Ponorogo (beritajatim.com) – Proses autopsi terhadap jenazah santri Pondok Pesantren Gontor tidak digelar sendirian oleh Polres Ponorogo. Untuk proses ini, Polres Ponorogo melibatkan tim forensik Biddokkes Polda Sumatera Selatan.
Kasat reskrim Polres Ponorogo, AKP Nikolas Bagas Yudhi Kurnia memimpin proses ekshumasi jenazah Albar Mahdi, santri Pondok Modern Darussalam Gontor (PMDG) yang tewas teraniaya oleh seniornya. Ekshumasi ditempuh oleh pihak kepolisian atas persetujuan dari orangtua korban.
Polisi, ingin mengungkap kasus dugaan penganiayaan itu terang benderang. Maka dilakukan autopsi, untuk memperkuat alat bukti yang telah dimiliki oleh polisi.
“Hari ini dilakukan autopsi yang dipimpin oleh Kasat Reskrim Polres Ponorogo, di TPU Sungai Selayur, Kecamatan Kalidoni, Palembang,” kata Kapolres Ponorogo AKBP Catur Cahyono Wibowo, Kamis (8/9/2022).
Untuk proses autopsi ini, lima personel Polres Ponorogo diterjunkan. Kemudian, dua dokter foreksin dari Biddokes Polda Sumut, satu dokter dari rumah sakit umum dibantu enam staf kesehatan.
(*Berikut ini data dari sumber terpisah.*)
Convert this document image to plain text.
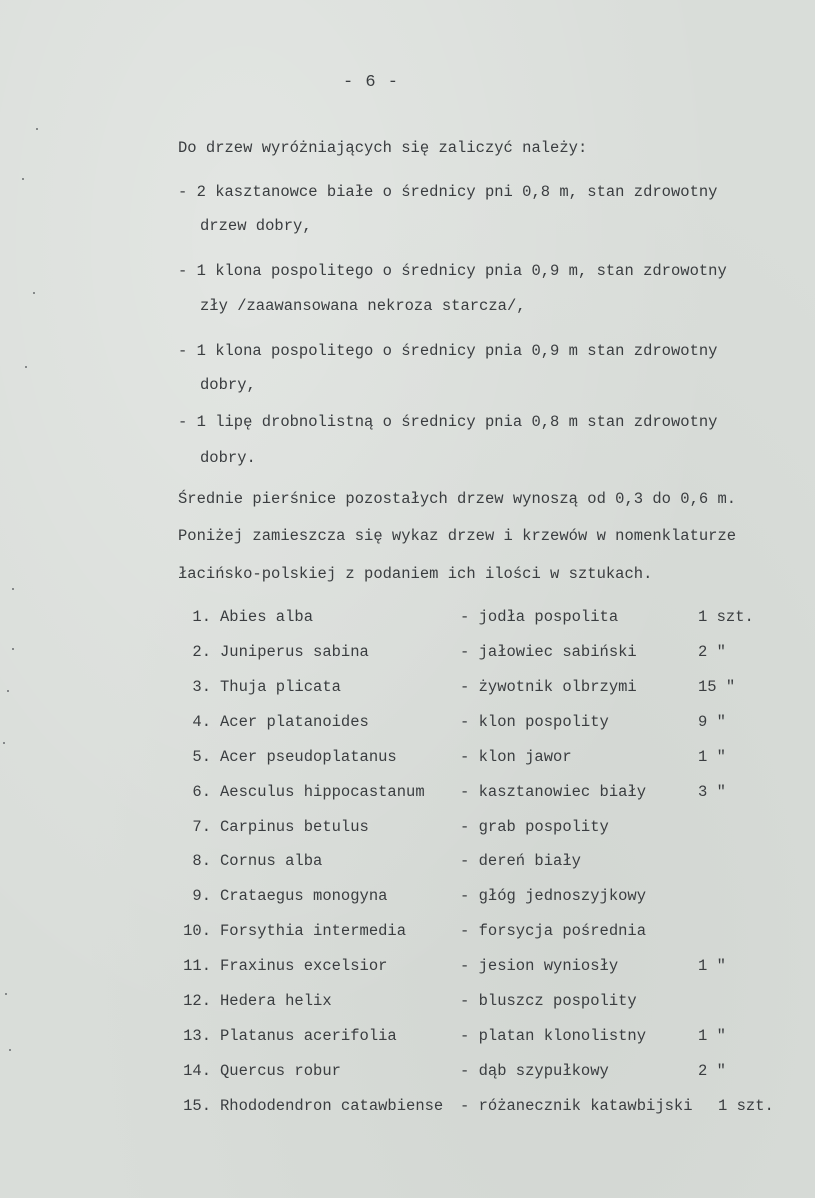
- 6 -
Do drzew wyróżniających się zaliczyć należy:
- 2 kasztanowce białe o średnicy pni 0,8 m, stan zdrowotny
drzew dobry,
- 1 klona pospolitego o średnicy pnia 0,9 m, stan zdrowotny
zły /zaawansowana nekroza starcza/,
- 1 klona pospolitego o średnicy pnia 0,9 m stan zdrowotny
dobry,
- 1 lipę drobnolistną o średnicy pnia 0,8 m stan zdrowotny
dobry.
Średnie pierśnice pozostałych drzew wynoszą od 0,3 do 0,6 m.
Poniżej zamieszcza się wykaz drzew i krzewów w nomenklaturze
łacińsko-polskiej z podaniem ich ilości w sztukach.
1. Abies alba	- jodła pospolita	1 szt.
2. Juniperus sabina	- jałowiec sabiński	2 "
3. Thuja plicata	- żywotnik olbrzymi	15 "
4. Acer platanoides	- klon pospolity	9 "
5. Acer pseudoplatanus	- klon jawor	1 "
6. Aesculus hippocastanum - kasztanowiec biały	3 "
7. Carpinus betulus	- grab pospolity
8. Cornus alba	- dereń biały
9. Crataegus monogyna	- głóg jednoszyjkowy
10. Forsythia intermedia	- forsycja pośrednia
11. Fraxinus excelsior	- jesion wyniosły	1 "
12. Hedera helix	- bluszcz pospolity
13. Platanus acerifolia	- platan klonolistny	1 "
14. Quercus robur	- dąb szypułkowy	2 "
15. Rhododendron catawbiense - różanecznik katawbijski 1 szt.
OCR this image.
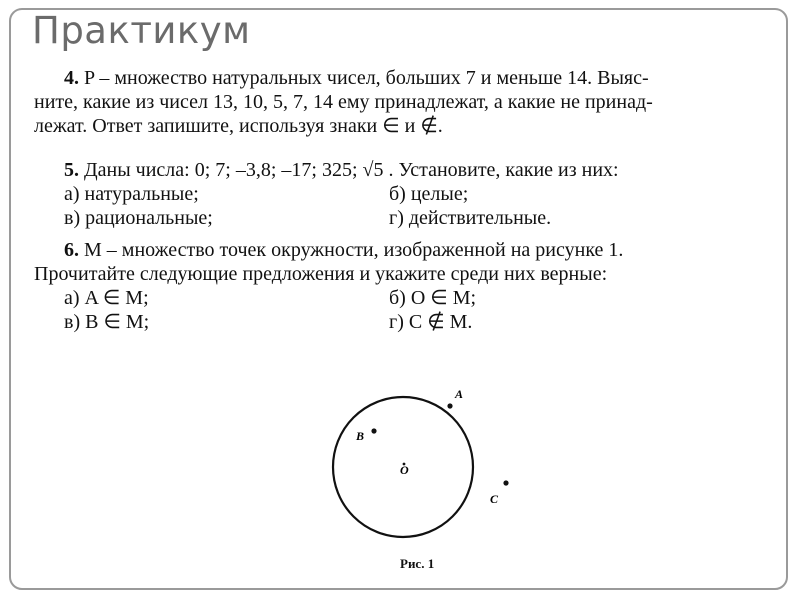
Практикум
4. P – множество натуральных чисел, больших 7 и меньше 14. Выяс-
ните, какие из чисел 13, 10, 5, 7, 14 ему принадлежат, а какие не принад-
лежат. Ответ запишите, используя знаки ∈ и ∉.
5. Даны числа: 0; 7; –3,8; –17; 325; √5 . Установите, какие из них:
а) натуральные;	б) целые;
в) рациональные;	г) действительные.
6. M – множество точек окружности, изображенной на рисунке 1.
Прочитайте следующие предложения и укажите среди них верные:
а) A ∈ M;	б) O ∈ M;
в) B ∈ M;	г) C ∉ M.
A
B
O
C
Рис. 1
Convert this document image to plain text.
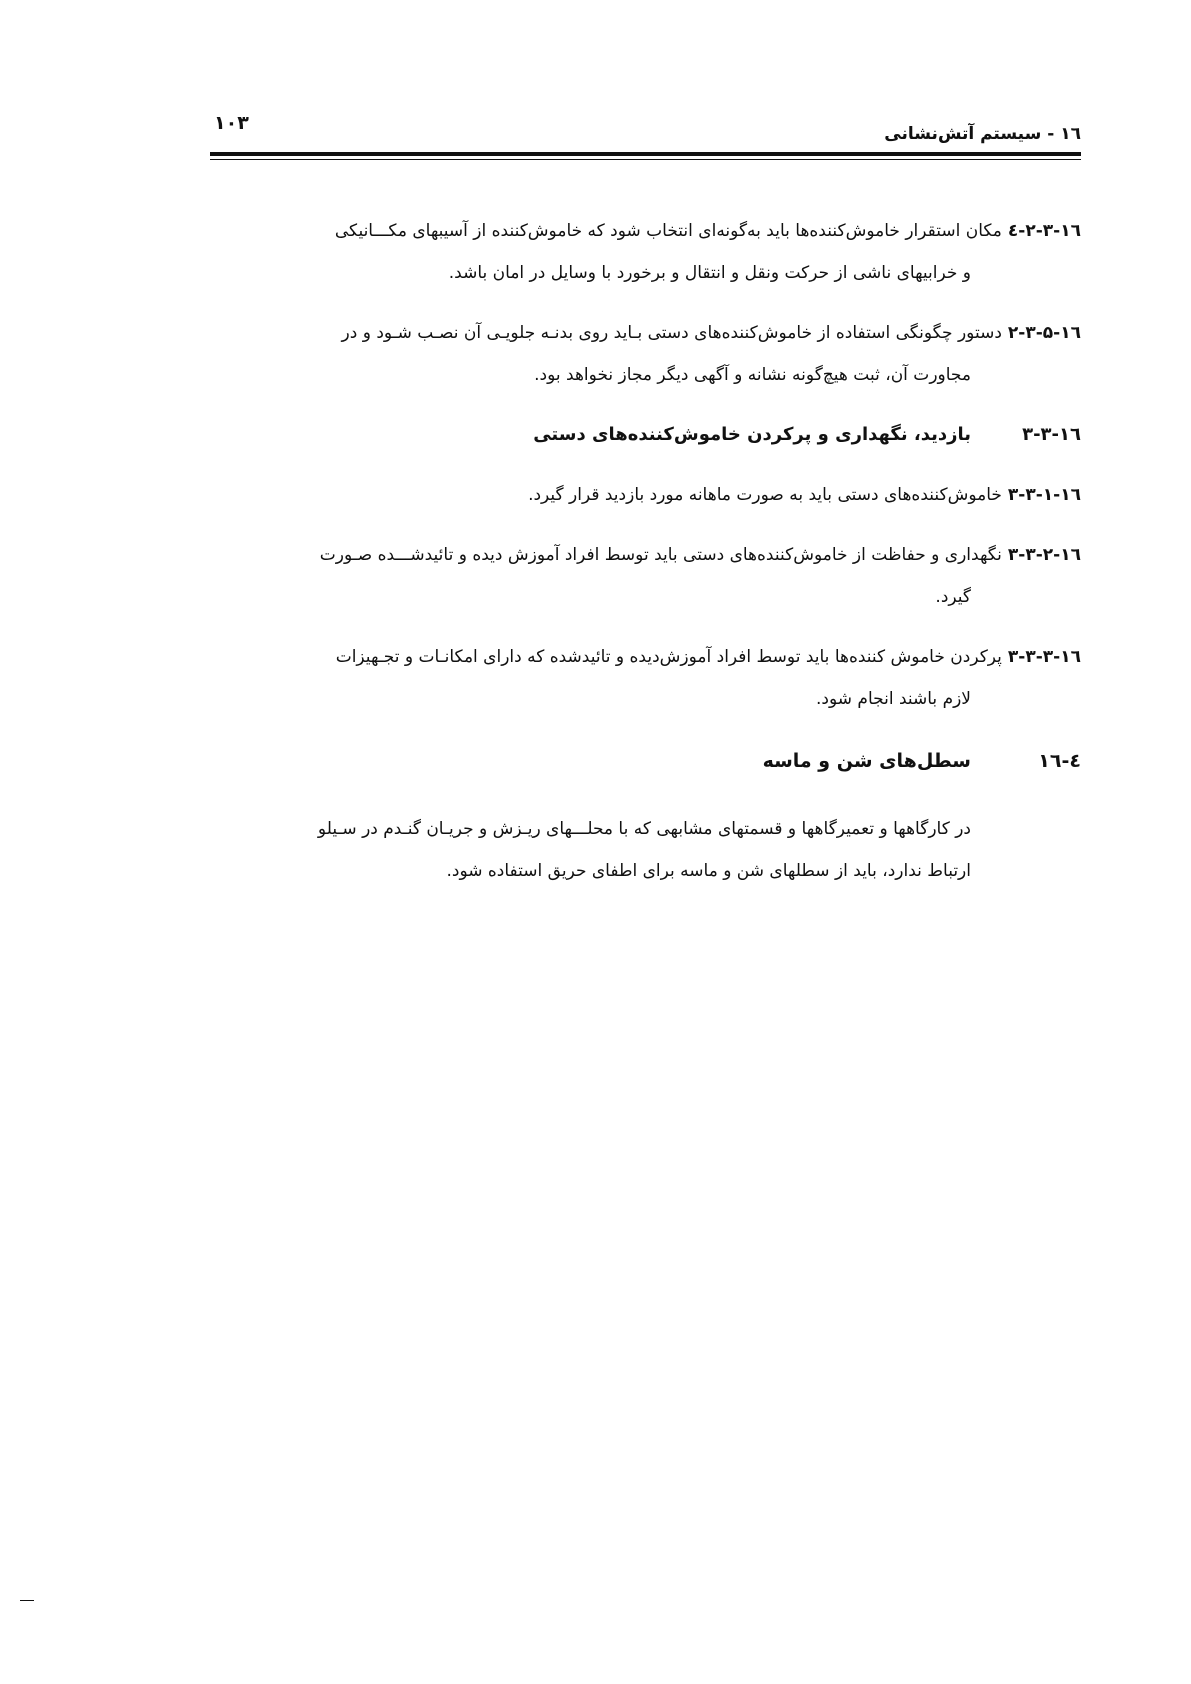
۱٦ - سیستم آتش‌نشانی
۱۰۳

۱٦-۲-۳-٤مکان استقرار خاموش‌کننده‌ها باید به‌گونه‌ای انتخاب شود که خاموش‌کننده از آسیبهای مکـــانیکی
و خرابیهای ناشی از حرکت ونقل و انتقال و برخورد با وسایل در امان باشد.

۱٦-۲-۳-۵دستور چگونگی استفاده از خاموش‌کننده‌های دستی بـاید روی بدنـه جلویـی آن نصـب شـود و در
مجاورت آن، ثبت هیچ‌گونه نشانه و آگهی دیگر مجاز نخواهد بود.

۱٦-۳-۳بازدید، نگهداری و پرکردن خاموش‌کننده‌های دستی

۱٦-۳-۳-۱خاموش‌کننده‌های دستی باید به صورت ماهانه مورد بازدید قرار گیرد.

۱٦-۳-۳-۲نگهداری و حفاظت از خاموش‌کننده‌های دستی باید توسط افراد آموزش دیده و تائیدشـــده صـورت
گیرد.

۱٦-۳-۳-۳پرکردن خاموش کننده‌ها باید توسط افراد آموزش‌دیده و تائیدشده که دارای امکانـات و تجـهیزات
لازم باشند انجام شود.

٤-۱٦سطل‌های شن و ماسه

در کارگاهها و تعمیرگاهها و قسمتهای مشابهی که با محلـــهای ریـزش و جریـان گنـدم در سـیلو
ارتباط ندارد، باید از سطلهای شن و ماسه برای اطفای حریق استفاده شود.
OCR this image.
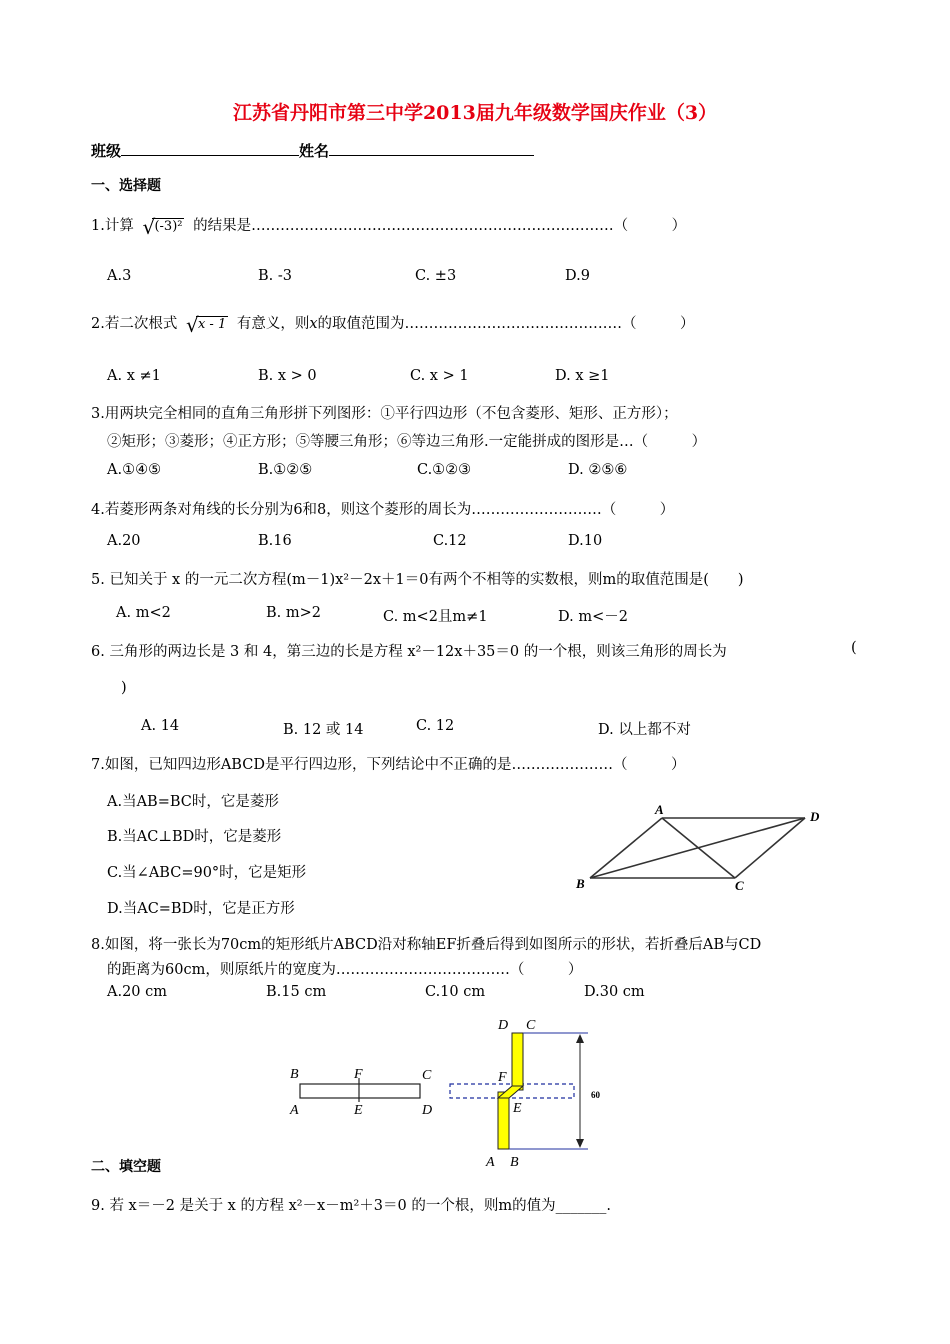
江苏省丹阳市第三中学2013届九年级数学国庆作业（3）
班级	姓名
一、选择题
1.计算 √ (-3)² 的结果是…………………………………………………………………（　　　）
A.3	B. -3	C. ±3	D.9
2.若二次根式 √ x - 1 有意义，则x的取值范围为………………………………………（　　　）
A. x ≠1	B. x > 0	C. x > 1	D. x ≥1
3.用两块完全相同的直角三角形拼下列图形：①平行四边形（不包含菱形、矩形、正方形）；
②矩形；③菱形；④正方形；⑤等腰三角形；⑥等边三角形.一定能拼成的图形是…（　　　）
A.①④⑤	B.①②⑤	C.①②③	D. ②⑤⑥
4.若菱形两条对角线的长分别为6和8，则这个菱形的周长为………………………（　　　）
A.20	B.16	C.12	D.10
5. 已知关于 x 的一元二次方程(m－1)x²－2x＋1＝0有两个不相等的实数根，则m的取值范围是(　　)
A. m<2	B. m>2	C. m<2且m≠1	D. m<－2
6. 三角形的两边长是 3 和 4，第三边的长是方程 x²－12x＋35＝0 的一个根，则该三角形的周长为	(
)
A. 14	B. 12 或 14	C. 12	D. 以上都不对
7.如图，已知四边形ABCD是平行四边形，下列结论中不正确的是…………………（　　　）
A.当AB=BC时，它是菱形
B.当AC⊥BD时，它是菱形
C.当∠ABC=90°时，它是矩形
D.当AC=BD时，它是正方形
A	D
B	C
8.如图，将一张长为70cm的矩形纸片ABCD沿对称轴EF折叠后得到如图所示的形状，若折叠后AB与CD
的距离为60cm，则原纸片的宽度为………………………………（　　　）
A.20 cm	B.15 cm	C.10 cm	D.30 cm
B	F	C
A	E	D
60
D C
F
E
A B
二、填空题
9. 若 x＝－2 是关于 x 的方程 x²－x－m²＋3＝0 的一个根，则m的值为_______.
Proses autopsi juga dihadiri oleh orangtua korban dan tim kuasa hukumnya. “Untuk hasilnya, kita tidak bisa memastikan kapannya, tetapi menunggu informasi dari Biddokes Polda Sumsel,” katanya.
Terkait terduga pelaku penganiayaan, Catur menyebut statusnya masih saksi. Polres Ponorogo masih fokus kepada pengumpulan barang bukti dan menunggu hasil autopsi.
[berita-terkait number=”3″ tag=”santri-pondok-gontor”]
Catur menginginkan rangkaian proses penyelidikan sesuai dengan SOP, pro justicia dan KUHAP yang ada. Pihaknya mengupayakan agar proses pengananan perkara ini bisa berjalan cepat.
“Kita proses, pengen cepat. Sesuai dengan SOP (Standart Operation Procedure) dan pro justicia. Tim sudah kita gerakkan, agar proses ini cepat selesai jelas dan terang,” katanya.
Untuk diketahui, berdasarkan keterangan dari para saksi, penyebab terjadinya dugaan tindak pidana penganiayaan itu karena kesalahpahaman antara korban dan 2 santri lainnya dengan santri senior.
“Yang mengalami penganiayaan ada tiga santri, dua santri lainnya hanya mengalami luka-luka. Yang jelas dugaan penganiayaan ini dipicu karena kesalahpahaman,” pungkasnya. [end/beq]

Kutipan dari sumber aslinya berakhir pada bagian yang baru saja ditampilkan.